HC Deb 26 November 2001 vol 375 c697W
Mr. Bercow

To ask the Parliamentary Secretary, Lord Chancellor's Department what assessment he has made of the costs to public funds of(a) criminal damage and (b) embezzlement of public funds and investigations thereof in the latest year for which figures are available. [15245]

Mr. Denham

I have been asked to reply.

The most recent Home Office estimate of the economic and social cost of crime was published in a report in December 2000, "The economic and social cost of crime" (Home Office Research Study 217). This includes estimates of the costs to public funds of crime, as well as estimates of the costs to victims of crime. All figures mentioned here relate to costs in the 1999–2000 financial year.

The study estimates that criminal damage, both to private and public property, had a cost to public funds of £360 million in 1999–2000.

Home Office figures for fraud are based on the legislative definition of fraud; this includes all fraud and does not separate frauds committed against the public sector from other types of fraud.

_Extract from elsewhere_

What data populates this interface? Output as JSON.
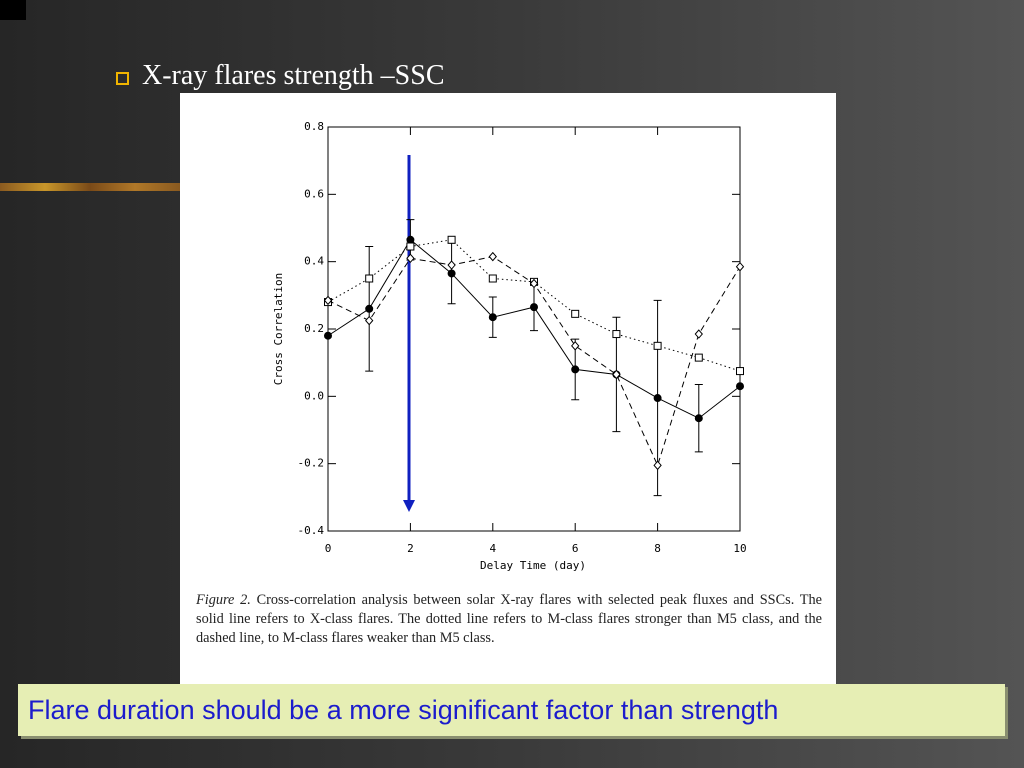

However, a Home office commissioned study carried out by National Economic Research Associates (NERA) estimated that the cost of fraud committed against Government and the amount of public funds engaged in counter-fraud activity to be between £4 and £9 billion. These costs include the estimated value of fraud as well as expenditure on counter-fraud activity, but excluded Criminal Justice System (CJS) costs.

Estimated cost to public funds of public embezzlement
£ million
Low estimate High estimate
Benefits Fraud 2,600 5,600
Civil Service employee fraud 2 2
Customs and Excise + VAT fraud 900 2,500
Local authorities 10 10
NHS fraud 7 150
Inland Revenue 50 400
Total Public Sector Fraud 4,000 9,000

Notes:

1. Totals may not sum due to rounding of figures.

2. Figures exclude any costs to the criminal justice system.